La herencia de la niñez amasada en los colegios públicos andaluces es esta absurda melancolía por pasar el 28-F fuera de Andalucía, tristes como si fuéramos polizones gallegos en los puertos de Nueva York. Una nostalgia que nos inocularon inyectándonos las medias tostadas de aceite y azúcar y las partituras para flauta del hit de Blas Infante durante las horas lectivas.

Llegué a cantarlo en un coro delante de todo el recreo en una época sin redes sociales: qué habría dicho Javier Negre del ejército de niños cantores hundidos en el informe PISA que tonteaban con el nacionalismo. O Álvaro Ojeda, ese monstruo parío por el laboratorio identitario de la Junta, él no lo sabe, capaz de batir el récord de besos a banderas –andaluza y española– y, a la vez, criticar a los catalanes que hacen exactamente lo mismo. Habría conseguido hacer carrera en el Partido Andalucista, formación a la que le faltó creérselo para llegar con posibilidades a esta era de la histeria política.

Los adultos que regurgitan cada año la tierra o la libertad o escuchan voces interiores clamando por los andaluuuuces, gracias al chip que le instalaron de niños, son la Andalucía pasmada ante la lotería del nacimiento. Bajo la protección de Despeñaperros, floreció una apropiación un poco idiota de generalidades como el sol, la simpatía, las ganas de vivir, ¡las terrazas!, igual que de algunas costumbres que poseen la exclusiva cualidad de vivirse diferente aunque sean idénticas a las practicadas en otros puntos del país.

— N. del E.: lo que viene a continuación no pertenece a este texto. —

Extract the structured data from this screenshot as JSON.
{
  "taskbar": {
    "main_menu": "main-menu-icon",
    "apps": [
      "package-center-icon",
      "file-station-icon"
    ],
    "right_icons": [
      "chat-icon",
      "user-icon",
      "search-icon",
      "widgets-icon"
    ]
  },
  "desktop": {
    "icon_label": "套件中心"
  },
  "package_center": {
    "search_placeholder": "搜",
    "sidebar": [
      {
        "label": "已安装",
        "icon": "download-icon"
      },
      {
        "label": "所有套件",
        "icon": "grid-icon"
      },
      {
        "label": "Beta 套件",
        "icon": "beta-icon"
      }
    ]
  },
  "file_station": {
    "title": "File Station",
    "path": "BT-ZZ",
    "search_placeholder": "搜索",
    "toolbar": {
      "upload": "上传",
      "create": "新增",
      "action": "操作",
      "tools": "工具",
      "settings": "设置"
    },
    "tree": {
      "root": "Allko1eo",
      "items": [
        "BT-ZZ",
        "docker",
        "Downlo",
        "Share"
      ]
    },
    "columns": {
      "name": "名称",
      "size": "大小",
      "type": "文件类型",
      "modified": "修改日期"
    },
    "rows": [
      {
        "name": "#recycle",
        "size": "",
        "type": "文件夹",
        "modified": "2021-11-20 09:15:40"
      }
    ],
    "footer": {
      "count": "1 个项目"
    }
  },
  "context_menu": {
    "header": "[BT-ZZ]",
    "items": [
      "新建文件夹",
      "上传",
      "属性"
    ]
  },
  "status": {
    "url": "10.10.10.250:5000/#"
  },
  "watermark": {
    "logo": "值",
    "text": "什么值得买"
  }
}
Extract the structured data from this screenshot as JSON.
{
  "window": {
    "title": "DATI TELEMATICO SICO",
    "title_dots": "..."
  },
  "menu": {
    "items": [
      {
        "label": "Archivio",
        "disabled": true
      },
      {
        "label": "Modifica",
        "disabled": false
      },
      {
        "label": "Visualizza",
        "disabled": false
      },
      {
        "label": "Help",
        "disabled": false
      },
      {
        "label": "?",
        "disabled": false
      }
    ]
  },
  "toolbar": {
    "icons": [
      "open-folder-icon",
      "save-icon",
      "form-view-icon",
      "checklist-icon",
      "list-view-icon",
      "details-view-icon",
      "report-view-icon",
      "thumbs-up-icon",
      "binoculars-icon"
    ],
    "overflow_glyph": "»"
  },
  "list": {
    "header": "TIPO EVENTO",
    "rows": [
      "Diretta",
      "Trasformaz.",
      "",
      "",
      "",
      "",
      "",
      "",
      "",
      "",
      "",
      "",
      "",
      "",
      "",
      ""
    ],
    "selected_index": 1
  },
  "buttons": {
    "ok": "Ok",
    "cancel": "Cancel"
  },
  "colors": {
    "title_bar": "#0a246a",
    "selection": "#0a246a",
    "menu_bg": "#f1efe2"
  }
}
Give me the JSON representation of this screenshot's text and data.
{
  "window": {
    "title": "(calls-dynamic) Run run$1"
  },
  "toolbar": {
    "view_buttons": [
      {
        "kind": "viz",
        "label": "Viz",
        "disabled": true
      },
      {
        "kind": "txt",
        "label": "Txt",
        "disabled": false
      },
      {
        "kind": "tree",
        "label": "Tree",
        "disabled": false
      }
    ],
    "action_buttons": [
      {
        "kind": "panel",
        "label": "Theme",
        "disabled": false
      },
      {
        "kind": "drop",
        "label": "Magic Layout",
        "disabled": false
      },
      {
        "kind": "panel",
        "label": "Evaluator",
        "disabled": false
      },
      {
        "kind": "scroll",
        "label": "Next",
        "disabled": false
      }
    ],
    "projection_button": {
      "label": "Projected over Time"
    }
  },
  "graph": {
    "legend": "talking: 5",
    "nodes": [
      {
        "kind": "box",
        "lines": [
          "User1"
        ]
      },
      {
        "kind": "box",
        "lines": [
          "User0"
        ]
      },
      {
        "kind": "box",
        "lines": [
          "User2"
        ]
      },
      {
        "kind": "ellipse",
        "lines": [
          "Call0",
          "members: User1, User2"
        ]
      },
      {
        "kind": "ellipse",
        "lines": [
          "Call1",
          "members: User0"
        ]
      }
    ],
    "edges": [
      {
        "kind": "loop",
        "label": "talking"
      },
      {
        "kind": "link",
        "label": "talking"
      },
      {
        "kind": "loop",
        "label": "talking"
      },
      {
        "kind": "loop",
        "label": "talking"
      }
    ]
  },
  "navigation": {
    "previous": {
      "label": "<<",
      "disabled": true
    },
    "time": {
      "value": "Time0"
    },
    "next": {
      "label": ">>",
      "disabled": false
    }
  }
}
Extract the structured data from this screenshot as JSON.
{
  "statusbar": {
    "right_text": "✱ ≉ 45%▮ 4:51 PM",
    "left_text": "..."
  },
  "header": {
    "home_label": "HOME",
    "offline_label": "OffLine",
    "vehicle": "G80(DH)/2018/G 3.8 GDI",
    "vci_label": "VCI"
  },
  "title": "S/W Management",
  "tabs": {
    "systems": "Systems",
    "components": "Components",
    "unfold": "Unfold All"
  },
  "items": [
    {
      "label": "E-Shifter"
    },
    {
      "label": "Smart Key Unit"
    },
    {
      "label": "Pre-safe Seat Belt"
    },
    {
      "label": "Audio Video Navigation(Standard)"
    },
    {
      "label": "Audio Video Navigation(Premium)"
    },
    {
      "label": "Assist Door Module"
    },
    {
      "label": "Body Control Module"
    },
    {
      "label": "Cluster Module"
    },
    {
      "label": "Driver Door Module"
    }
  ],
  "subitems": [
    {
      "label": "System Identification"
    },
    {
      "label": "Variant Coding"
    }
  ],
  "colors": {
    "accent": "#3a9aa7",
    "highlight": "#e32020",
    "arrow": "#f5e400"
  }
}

Ese vivirse diferente es la característica de la que nos hemos sentido más orgullosos los que fuimos jovencitos de naúticos sin barco, el punto de encuentro con otros chavales que sí eran conscientes de su condición de clase media a los que, por un tiempo, giramos la cara.

Por eso, la respuesta del andaluz a todos sus debates internos es siempre la misma: “Pero no es lo mismo, illo”. Y uno puede vivir tranquilo así, creyendo, efectivamente, no ser la versión reducida de las periferias a las que señalábamos identificando sediciosos, gente de malvivir capaz de beber, por ejemplo, calimocho, bárbaros que nos arrebatarían nuestras potenciales novias.

Ayer tenía Instagram repleto de corazones blanquiverdes zarandeados por andaluces orgullosísimos, por gente suspirando por tener que pasar el día, no sé, en Oviedo: una Diada digital. Si surgiera en Andalucía alguien de la especie de Pujol, o alguno de sus alumnos aventajados como Puigdemont, arrasaría, poniendo la primera piedra para el procesamiento a diez años vista de Juan y Medio en el Supremo como si fuera nuestro Cuixart, un plan del que cedo el diseño por si alguien quiere ponerlo en marcha aunque sólo sea por encarcelar a las fuerzas que viven en ese bigote.

El PSOE, en su búsqueda del andaluz perfecto, sólo consiguió convertir al andaluz en un meme. El producto era perfecto para exportarlo, con un poco de playas y tradiciones alucinantes. Puso las pautas para ser andaluz. La puertecilla del paraíso andalucista construido con la misma intención estética que se construyeron los rascacielos de Torremolinos. Apartaron a algunas provincias que jamás bailaron sevillanas ni colocaron farolillos para adornar sus días grandes. Eso es lo que representa la bandera y el himno, todo el lío del 28-F, tan forzado, pequeño y estrecho que ni siquiera cabe la historia y la cultura milenaria de Andalucía.